Research

Attenuation of Corticosteroid-Induced Hippocampal Changes

Purpose

The purpose of this study is to determine if memantine is associated with greater improvement in declarative memory than placebo in patients receiving prescription corticosteroids. We will also examine if memantine is associated with greater improvement in working memory and other cognitive domains, mood symptoms, and functional quality of life than placebo.

Summary

The study is open to all English-speaking men and women aged 18-65 years.
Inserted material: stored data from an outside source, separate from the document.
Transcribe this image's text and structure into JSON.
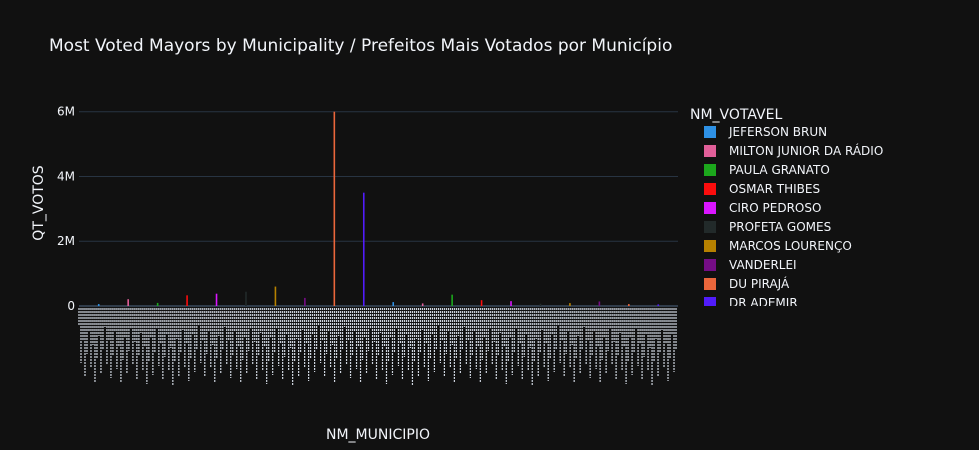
{
  "chart_data": {
    "type": "bar",
    "title": "Most Voted Mayors by Municipality / Prefeitos Mais Votados por Município",
    "xlabel": "NM_MUNICIPIO",
    "ylabel": "QT_VOTOS",
    "ylim": [
      0,
      6300000
    ],
    "yticks": [
      {
        "value": 0,
        "label": "0"
      },
      {
        "value": 2000000,
        "label": "2M"
      },
      {
        "value": 4000000,
        "label": "4M"
      },
      {
        "value": 6000000,
        "label": "6M"
      }
    ],
    "legend": {
      "title": "NM_VOTAVEL",
      "placement": "right",
      "items": [
        {
          "name": "JEFERSON BRUN",
          "color": "#2E91E5"
        },
        {
          "name": "MILTON JUNIOR DA RÁDIO",
          "color": "#E15F99"
        },
        {
          "name": "PAULA GRANATO",
          "color": "#1CA71C"
        },
        {
          "name": "OSMAR THIBES",
          "color": "#FB0D0D"
        },
        {
          "name": "CIRO PEDROSO",
          "color": "#DA16FF"
        },
        {
          "name": "PROFETA GOMES",
          "color": "#222A2A"
        },
        {
          "name": "MARCOS LOURENÇO",
          "color": "#B68100"
        },
        {
          "name": "VANDERLEI",
          "color": "#750D86"
        },
        {
          "name": "DU PIRAJÁ",
          "color": "#EB663B"
        },
        {
          "name": "DR ADEMIR",
          "color": "#511CFB"
        }
      ]
    },
    "series": [
      {
        "values": [
          60000,
          210000,
          95000,
          330000,
          380000,
          440000,
          600000,
          250000,
          6000000,
          3500000,
          120000,
          80000,
          350000,
          180000,
          150000,
          70000,
          90000,
          140000,
          60000,
          50000
        ],
        "color": "#2E91E5"
      }
    ],
    "colors": {
      "background": "#111111",
      "grid": "#283442",
      "text": "#f2f5fa"
    }
  }
}
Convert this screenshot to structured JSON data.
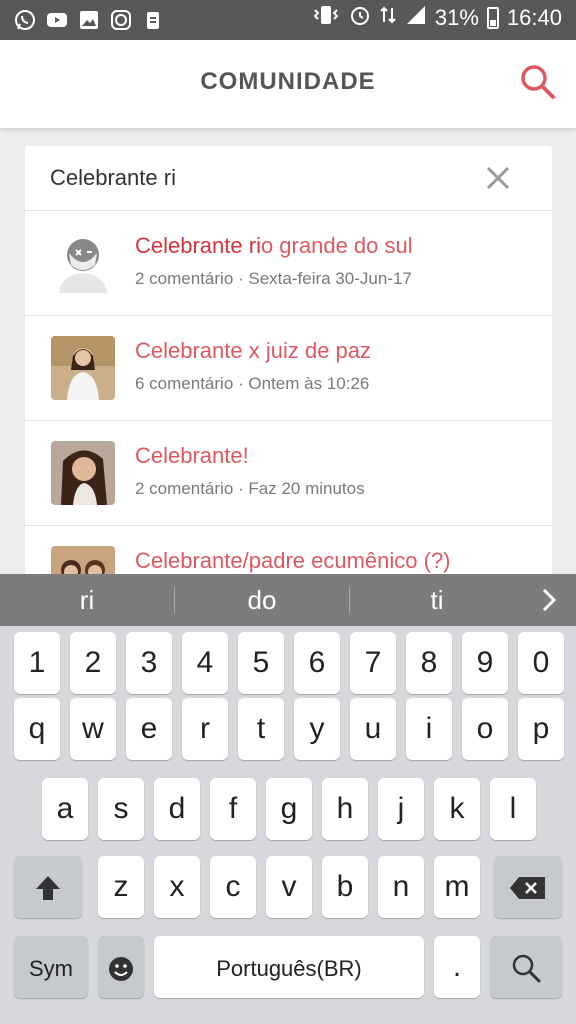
{
  "status_bar": {
    "left_icons": [
      "whatsapp-icon",
      "youtube-icon",
      "gallery-icon",
      "clock-app-icon",
      "cleaner-icon"
    ],
    "battery": "31%",
    "time": "16:40"
  },
  "header": {
    "title": "COMUNIDADE"
  },
  "search": {
    "value": "Celebrante ri"
  },
  "results": [
    {
      "title_match": "Celebrante ri",
      "title_rest": "o grande do sul",
      "meta": "2 comentário · Sexta-feira 30-Jun-17",
      "avatar": "default-avatar"
    },
    {
      "title_match": "",
      "title_rest": "Celebrante x juiz de paz",
      "meta": "6 comentário · Ontem às 10:26",
      "avatar": "photo"
    },
    {
      "title_match": "",
      "title_rest": "Celebrante!",
      "meta": "2 comentário · Faz 20 minutos",
      "avatar": "photo"
    },
    {
      "title_match": "",
      "title_rest": "Celebrante/padre ecumênico (?)",
      "meta": "",
      "avatar": "photo"
    }
  ],
  "keyboard": {
    "suggestions": [
      "ri",
      "do",
      "ti"
    ],
    "row_numbers": [
      "1",
      "2",
      "3",
      "4",
      "5",
      "6",
      "7",
      "8",
      "9",
      "0"
    ],
    "row1": [
      "q",
      "w",
      "e",
      "r",
      "t",
      "y",
      "u",
      "i",
      "o",
      "p"
    ],
    "row2": [
      "a",
      "s",
      "d",
      "f",
      "g",
      "h",
      "j",
      "k",
      "l"
    ],
    "row3": [
      "z",
      "x",
      "c",
      "v",
      "b",
      "n",
      "m"
    ],
    "sym_label": "Sym",
    "space_label": "Português(BR)",
    "period_label": "."
  },
  "colors": {
    "accent": "#e0585f",
    "status_bar": "#585858",
    "suggest_bar": "#7c7c7c"
  }
}
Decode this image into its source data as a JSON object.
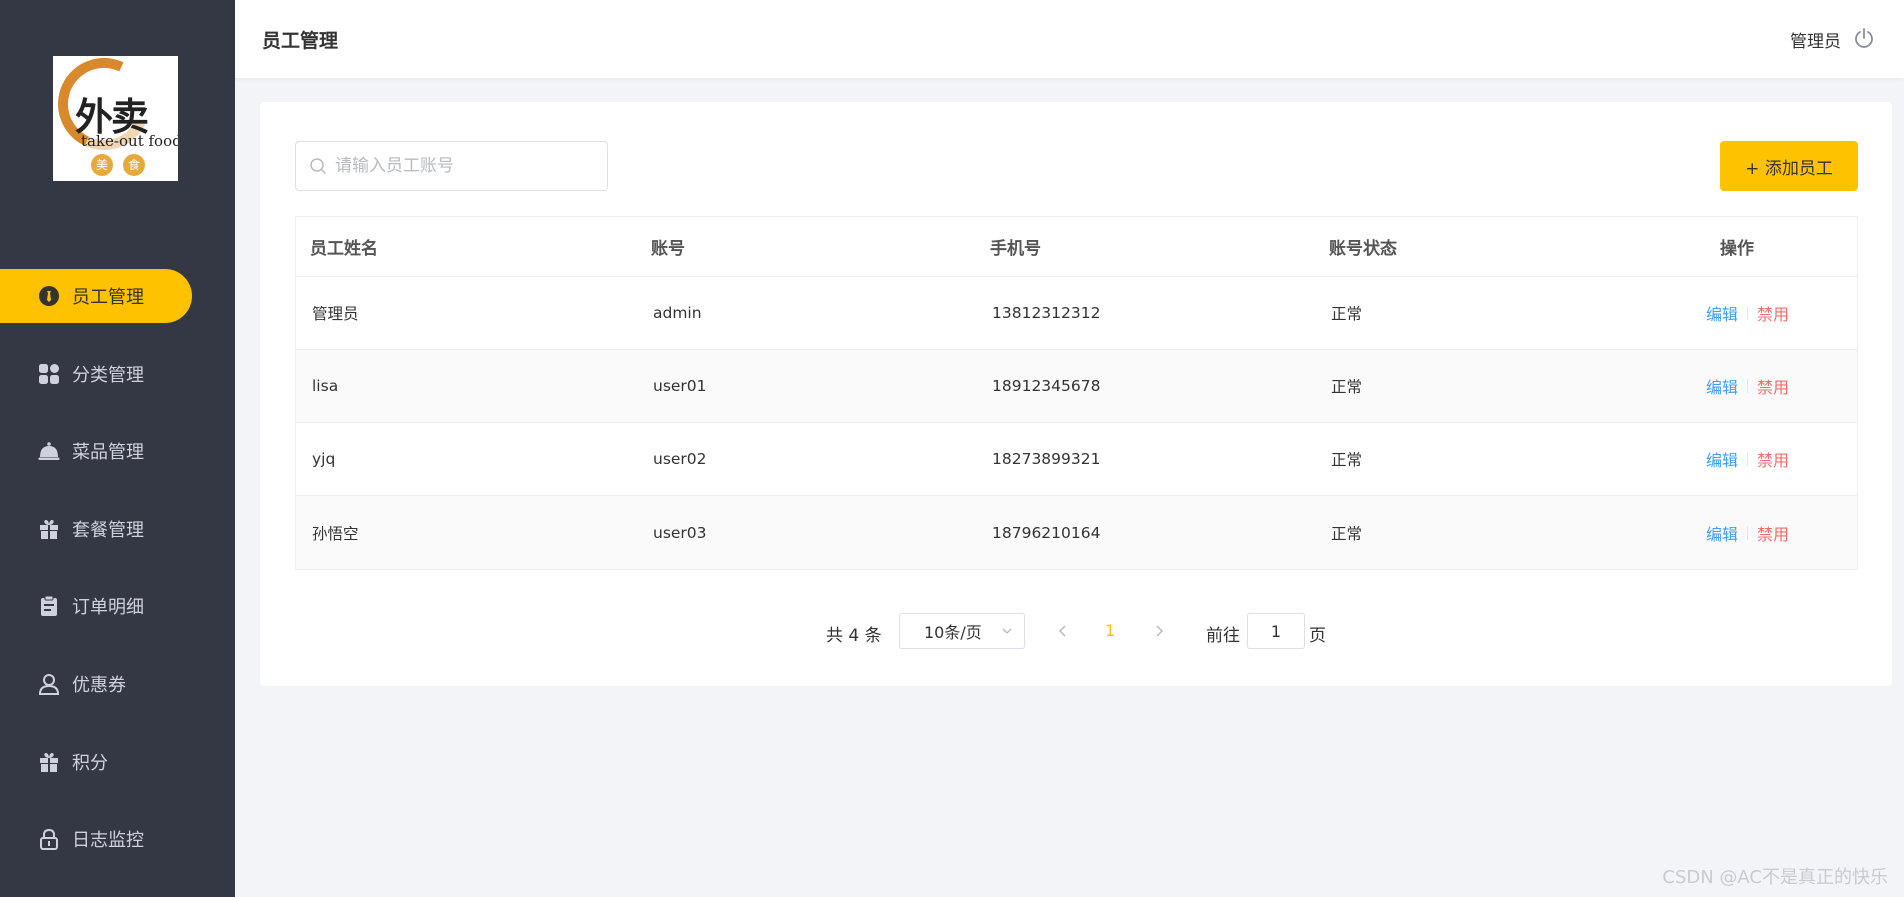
{
  "sidebar": {
    "logo": {
      "cn": "外卖",
      "en": "take-out food",
      "badge1": "美",
      "badge2": "食"
    },
    "items": [
      {
        "label": "员工管理",
        "icon": "employee-icon",
        "active": true
      },
      {
        "label": "分类管理",
        "icon": "category-grid-icon",
        "active": false
      },
      {
        "label": "菜品管理",
        "icon": "dish-cloche-icon",
        "active": false
      },
      {
        "label": "套餐管理",
        "icon": "gift-box-icon",
        "active": false
      },
      {
        "label": "订单明细",
        "icon": "clipboard-icon",
        "active": false
      },
      {
        "label": "优惠券",
        "icon": "user-icon",
        "active": false
      },
      {
        "label": "积分",
        "icon": "gift-icon",
        "active": false
      },
      {
        "label": "日志监控",
        "icon": "lock-icon",
        "active": false
      }
    ]
  },
  "header": {
    "title": "员工管理",
    "user": "管理员",
    "power_icon": "power-icon"
  },
  "toolbar": {
    "search_placeholder": "请输入员工账号",
    "add_label": "+ 添加员工"
  },
  "table": {
    "columns": [
      "员工姓名",
      "账号",
      "手机号",
      "账号状态",
      "操作"
    ],
    "rows": [
      {
        "name": "管理员",
        "account": "admin",
        "phone": "13812312312",
        "status": "正常"
      },
      {
        "name": "lisa",
        "account": "user01",
        "phone": "18912345678",
        "status": "正常"
      },
      {
        "name": "yjq",
        "account": "user02",
        "phone": "18273899321",
        "status": "正常"
      },
      {
        "name": "孙悟空",
        "account": "user03",
        "phone": "18796210164",
        "status": "正常"
      }
    ],
    "edit_label": "编辑",
    "disable_label": "禁用"
  },
  "pagination": {
    "total_text": "共 4 条",
    "page_size": "10条/页",
    "current_page": "1",
    "goto_label": "前往",
    "goto_value": "1",
    "goto_suffix": "页"
  },
  "watermark": "CSDN @AC不是真正的快乐",
  "colors": {
    "sidebar_bg": "#343744",
    "accent": "#ffc200",
    "link": "#419eff",
    "danger": "#f56c6c"
  }
}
The patients must be taking at least 5 mg of prednisone or prednisolone for at least 6 months, with anticipated treatment for at least another 12 months.

The duration of the study is two 24-week cycles, with a week between cycles (for a total of approximately 50 weeks).  During each cycle, the patient will have five clinic visits.

The patients will be given various mood, memory and health assessments during the study. The study also includes three MRI scans, so patients with metal implants close to the head or with claustrophobia will not be good candidates for the study. Participants must not have a history of mood disorders such as depression, bipolar disorder, and schizophrenia that is unrelated to corticosteroid use. Moreover, any conditions involving the central nervous system including multiple sclerosis, brain tumor, and seizures, and a lifetime history of drug and alcohol dependence are exclusions for the study. We encourage all patients to call the researchers to be screened for the study criteria.

Background

We have pilot data suggesting that memantine (an NMDA receptor antagonist) improves declarative memory, a measure of hippocampal functioning, in people receiving prednisone therapy. Based on these data, a definitive trial of memantine is proposed in humans receiving corticosteroids. The study will examine declarative memory, explore other cognitive domains, hippocampal NAA and Glu levels, and brain region volumes.

Frequently Asked Questions

Q: What medication will I be given?

A: The study medication is a NMDA receptor antagonist called memantine.  You will either receive this medication or a placebo (a pill that looks the same but has no active ingredients).

Q: Is compensation available for participation in the study?

A: Yes, patients will be paid for each visit in the study. Patients will also be paid for the successful completion of MRI scans.

Q: Is transportation available for the study appointments?

A: Yes. DART passes will be provided for each study visit to cover transportation costs.